As humans we are not immune to these cycle, quite on the contrary, we rather embody them more explicitly than any other animal. Our emotional fluctuations, that vary in different environments, our immune system that regulates countless defence mechanisms, antibodies, white blood cells that deploy strategic solutions in order to intervene when specific threats are detected, all exemplify the type of universal values that pervade our reality. Our modern technologies are magnifications of this intellect, solar cells that absorb sunlight and in turn accelerate the production of energy that we funnel into our daily activities.
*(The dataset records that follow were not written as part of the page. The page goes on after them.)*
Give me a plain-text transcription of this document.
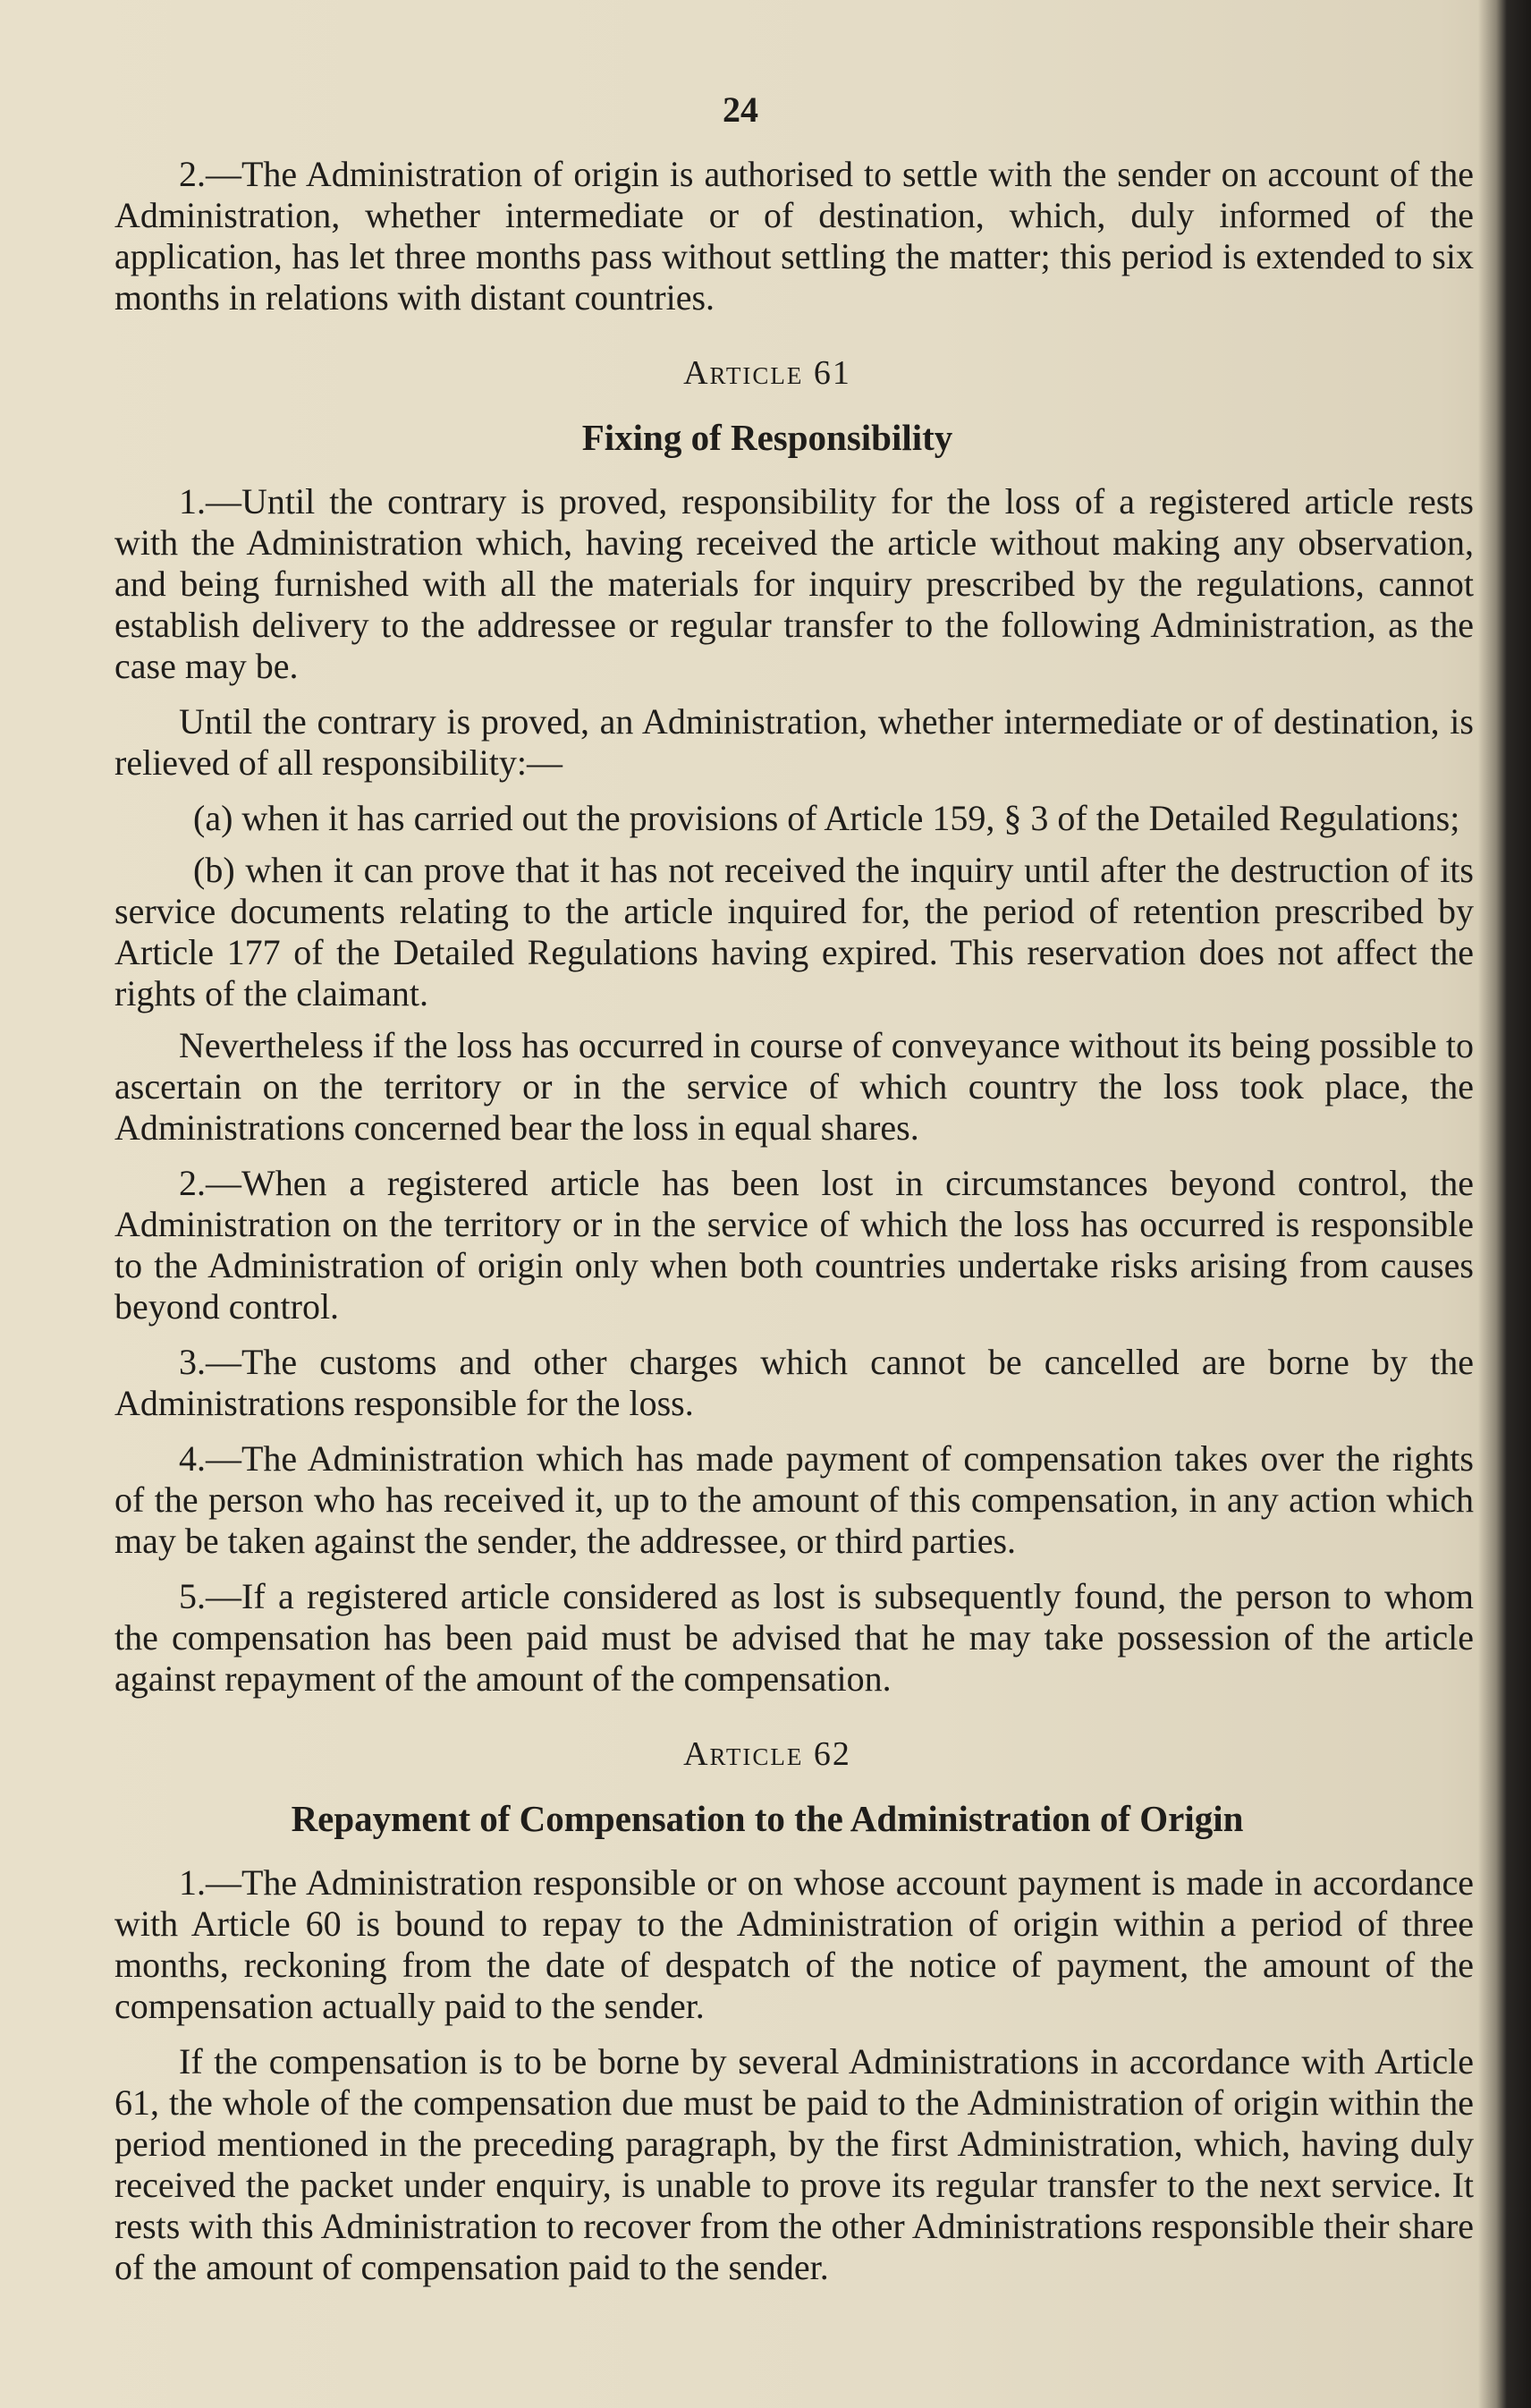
24

2.—The Administration of origin is authorised to settle with the sender on account of the Administration, whether intermediate or of destination, which, duly informed of the application, has let three months pass without settling the matter; this period is extended to six months in relations with distant countries.

Article 61
Fixing of Responsibility

1.—Until the contrary is proved, responsibility for the loss of a registered article rests with the Administration which, having received the article without making any observation, and being furnished with all the materials for inquiry prescribed by the regulations, cannot establish delivery to the addressee or regular transfer to the following Administration, as the case may be.

Until the contrary is proved, an Administration, whether intermediate or of destination, is relieved of all responsibility:—

(a) when it has carried out the provisions of Article 159, § 3 of the Detailed Regulations;

(b) when it can prove that it has not received the inquiry until after the destruction of its service documents relating to the article inquired for, the period of retention prescribed by Article 177 of the Detailed Regulations having expired. This reservation does not affect the rights of the claimant.

Nevertheless if the loss has occurred in course of conveyance without its being possible to ascertain on the territory or in the service of which country the loss took place, the Administrations concerned bear the loss in equal shares.

2.—When a registered article has been lost in circumstances beyond control, the Administration on the territory or in the service of which the loss has occurred is responsible to the Administration of origin only when both countries undertake risks arising from causes beyond control.

3.—The customs and other charges which cannot be cancelled are borne by the Administrations responsible for the loss.

4.—The Administration which has made payment of compensation takes over the rights of the person who has received it, up to the amount of this compensation, in any action which may be taken against the sender, the addressee, or third parties.

5.—If a registered article considered as lost is subsequently found, the person to whom the compensation has been paid must be advised that he may take possession of the article against repayment of the amount of the compensation.

Article 62
Repayment of Compensation to the Administration of Origin

1.—The Administration responsible or on whose account payment is made in accordance with Article 60 is bound to repay to the Administration of origin within a period of three months, reckoning from the date of despatch of the notice of payment, the amount of the compensation actually paid to the sender.

If the compensation is to be borne by several Administrations in accordance with Article 61, the whole of the compensation due must be paid to the Administration of origin within the period mentioned in the preceding paragraph, by the first Administration, which, having duly received the packet under enquiry, is unable to prove its regular transfer to the next service. It rests with this Administration to recover from the other Administrations responsible their share of the amount of compensation paid to the sender.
In the end, gratitude and respect towards these pervasive forces as practiced today in the form of meditation, mindfulness, journaling, create a state of mind that is in alignment with larger energies. This alignment is what we call ‘flow’, it is the razor edge between ability and potential, we have it always yet are constantly in doubt of its existence, creating a glitch, a faulty loop that repeats aimlessly to no avail.
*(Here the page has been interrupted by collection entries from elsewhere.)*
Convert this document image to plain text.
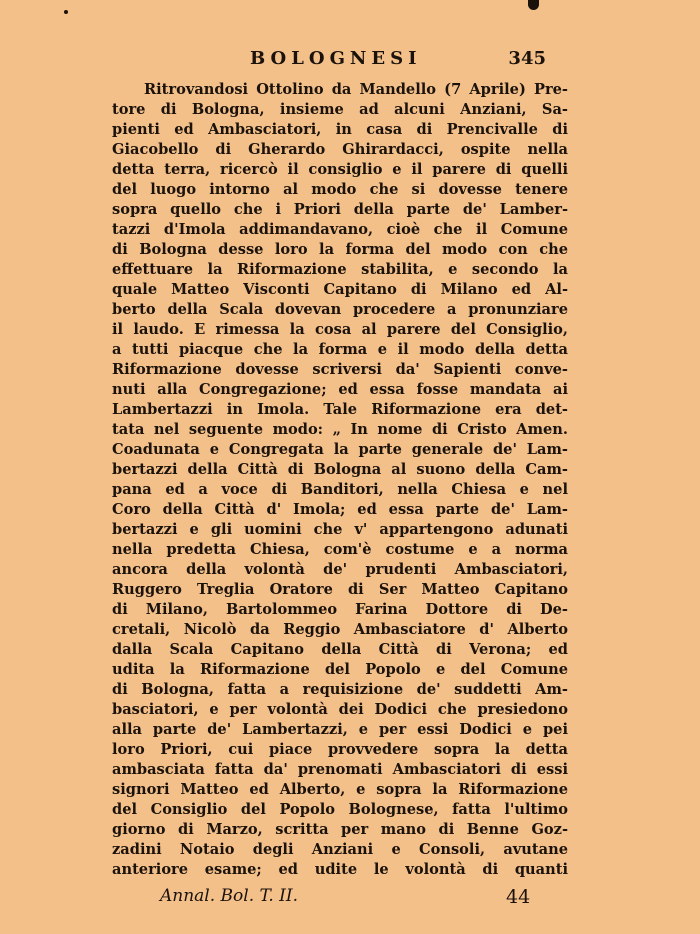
BOLOGNESI	345
Ritrovandosi Ottolino da Mandello (7 Aprile) Pre-
tore di Bologna, insieme ad alcuni Anziani, Sa-
pienti ed Ambasciatori, in casa di Prencivalle di
Giacobello di Gherardo Ghirardacci, ospite nella
detta terra, ricercò il consiglio e il parere di quelli
del luogo intorno al modo che si dovesse tenere
sopra quello che i Priori della parte de' Lamber-
tazzi d'Imola addimandavano, cioè che il Comune
di Bologna desse loro la forma del modo con che
effettuare la Riformazione stabilita, e secondo la
quale Matteo Visconti Capitano di Milano ed Al-
berto della Scala dovevan procedere a pronunziare
il laudo. E rimessa la cosa al parere del Consiglio,
a tutti piacque che la forma e il modo della detta
Riformazione dovesse scriversi da' Sapienti conve-
nuti alla Congregazione; ed essa fosse mandata ai
Lambertazzi in Imola. Tale Riformazione era det-
tata nel seguente modo: „ In nome di Cristo Amen.
Coadunata e Congregata la parte generale de' Lam-
bertazzi della Città di Bologna al suono della Cam-
pana ed a voce di Banditori, nella Chiesa e nel
Coro della Città d' Imola; ed essa parte de' Lam-
bertazzi e gli uomini che v' appartengono adunati
nella predetta Chiesa, com'è costume e a norma
ancora della volontà de' prudenti Ambasciatori,
Ruggero Treglia Oratore di Ser Matteo Capitano
di Milano, Bartolommeo Farina Dottore di De-
cretali, Nicolò da Reggio Ambasciatore d' Alberto
dalla Scala Capitano della Città di Verona; ed
udita la Riformazione del Popolo e del Comune
di Bologna, fatta a requisizione de' suddetti Am-
basciatori, e per volontà dei Dodici che presiedono
alla parte de' Lambertazzi, e per essi Dodici e pei
loro Priori, cui piace provvedere sopra la detta
ambasciata fatta da' prenomati Ambasciatori di essi
signori Matteo ed Alberto, e sopra la Riformazione
del Consiglio del Popolo Bolognese, fatta l'ultimo
giorno di Marzo, scritta per mano di Benne Goz-
zadini Notaio degli Anziani e Consoli, avutane
anteriore esame; ed udite le volontà di quanti
Annal. Bol. T. II.	44
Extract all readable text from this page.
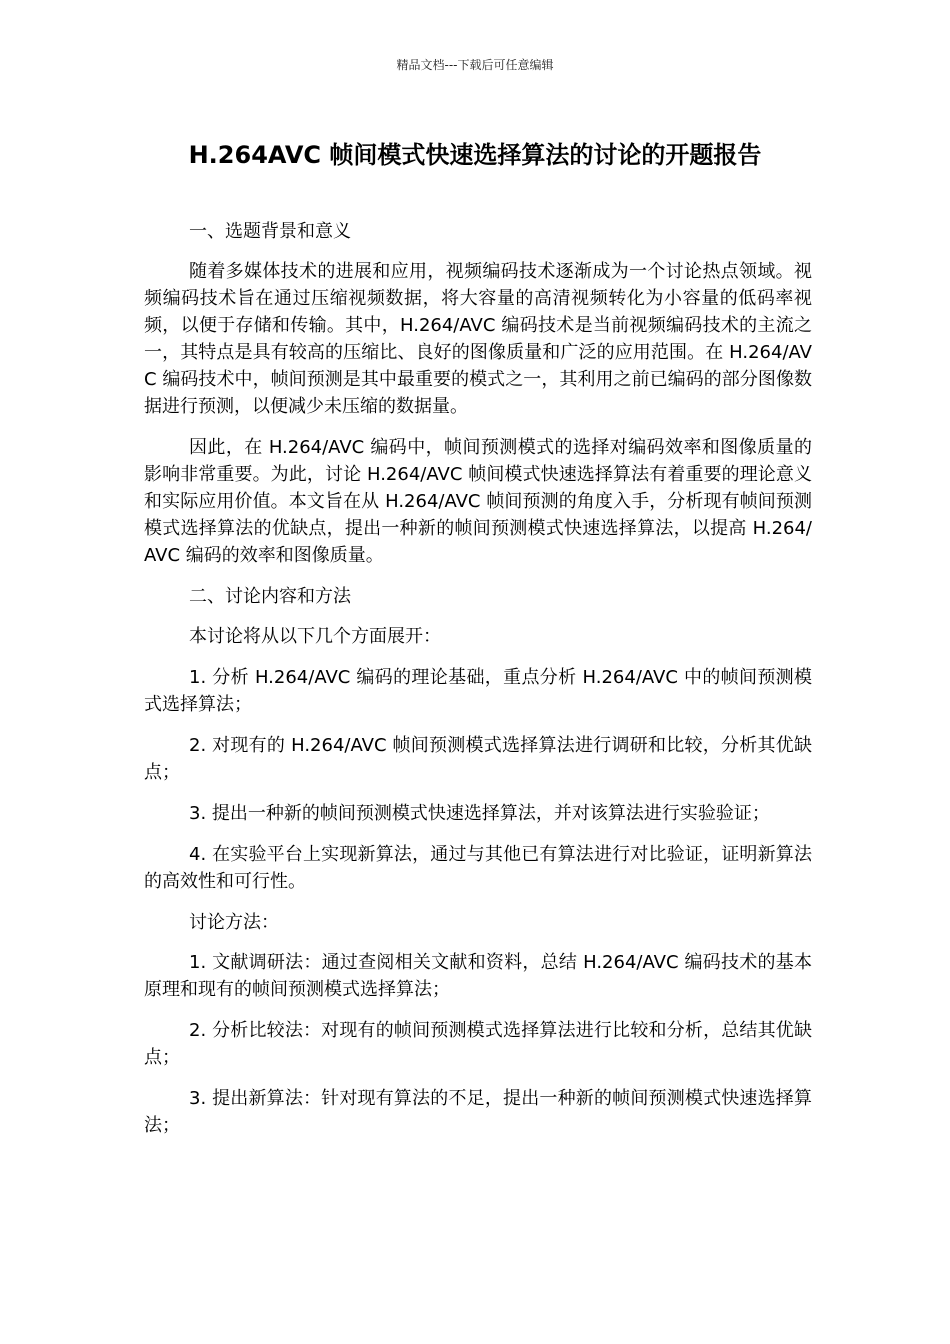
精品文档---下载后可任意编辑
H.264AVC 帧间模式快速选择算法的讨论的开题报告

一、选题背景和意义

随着多媒体技术的进展和应用，视频编码技术逐渐成为一个讨论热点领域。视频编码技术旨在通过压缩视频数据，将大容量的高清视频转化为小容量的低码率视频，以便于存储和传输。其中，H.264/AVC 编码技术是当前视频编码技术的主流之一，其特点是具有较高的压缩比、良好的图像质量和广泛的应用范围。在 H.264/AVC 编码技术中，帧间预测是其中最重要的模式之一，其利用之前已编码的部分图像数据进行预测，以便减少未压缩的数据量。

因此，在 H.264/AVC 编码中，帧间预测模式的选择对编码效率和图像质量的影响非常重要。为此，讨论 H.264/AVC 帧间模式快速选择算法有着重要的理论意义和实际应用价值。本文旨在从 H.264/AVC 帧间预测的角度入手，分析现有帧间预测模式选择算法的优缺点，提出一种新的帧间预测模式快速选择算法，以提高 H.264/AVC 编码的效率和图像质量。

二、讨论内容和方法

本讨论将从以下几个方面展开：

1. 分析 H.264/AVC 编码的理论基础，重点分析 H.264/AVC 中的帧间预测模式选择算法；

2. 对现有的 H.264/AVC 帧间预测模式选择算法进行调研和比较，分析其优缺点；

3. 提出一种新的帧间预测模式快速选择算法，并对该算法进行实验验证；

4. 在实验平台上实现新算法，通过与其他已有算法进行对比验证，证明新算法的高效性和可行性。

讨论方法：

1. 文献调研法：通过查阅相关文献和资料，总结 H.264/AVC 编码技术的基本原理和现有的帧间预测模式选择算法；

2. 分析比较法：对现有的帧间预测模式选择算法进行比较和分析，总结其优缺点；

3. 提出新算法：针对现有算法的不足，提出一种新的帧间预测模式快速选择算法；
A revolution, a green revolution, no a Greenvolution is what we need! A coalition of communities of all types, scientific, political, economic and biological, to merge as one under a roof built securely on the principles of natural sustainability. We must develop the tools to identify, collect, store and harness the energies that exist all around us in many different forms; solar, wind, tidal. We must understand that these energies exist in permanence, and our best chance of reaching a solution state with our species-specific interests, as well as our planetary interests is by using them. As the use of a finite material (oil and gas) is fundamentally unsustainable, the logical reverse and a sustainable solution is to use infinite resources that will produce exponentially greater returns per unit of investment towards them, inherent to their infinite presence.